SINGAPORE • The yen will strengthen next year as a slowing US economy weighs on the dollar and a range of global threats spur safety demand, according to Bank of America Merrill Lynch (BofAML).
Intensifying geopolitical risks from Brexit and the dispute between the European Union and Italy may boost demand for Japan’s currency, strategists including David Woo in New York wrote in a 2019 outlook report.
“We have been bullish US dollar/ yen this year, but we see the yen reversing course and strengthening against the dollar next year,” the strategists said. “This is our first change in view on US dollar/yen after turning bullish on the pair in September 2016.”
BofAML recommends shorting dollar-yen through options, betting that tail risks will emerge in the year ahead to support Japan’s currency. At the same time it says any easing of the US-China trade dispute or new American fiscal stimulus may benefit the dollar.
The dollar has strengthened against all its Group of 10 peers this year as higher US Federal Reserve interest rates and a US-China trade war underpinned the currency. The yen has been the best performer versus the greenback among the group, losing just 0.3% to trade at 113.01 per dollar yesterday.
BofAML also recommends selling the dollar against other low beta currencies such as the Swiss franc and euro. The yen and franc offer “the best risk-reward for US dollar shorts” as both benefit from increasing US or European risks and are underpriced relative to China stress, the strategists said.

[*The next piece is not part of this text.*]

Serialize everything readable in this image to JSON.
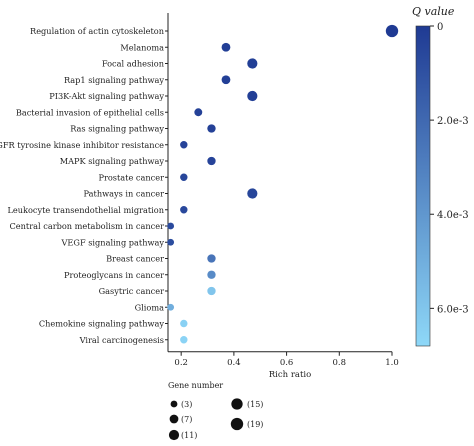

Here are some of BofAML’s other views and trade recommendations: Reduction in global trade tensions improves likelihood of a durable emerging-market rally, with the South African rand a preferred currency to play this theme. Sterling is more insulated from external factors and will benefit from avoidance of a hard Brexit outcome. Buy three-month volatility for the dollar-yen exchange rate. Bet on a flatter yield curve in two- to 10-year US Treasuries. Buy sixmonth dollar-franc one-touch options that profit when pair reaches 0.93.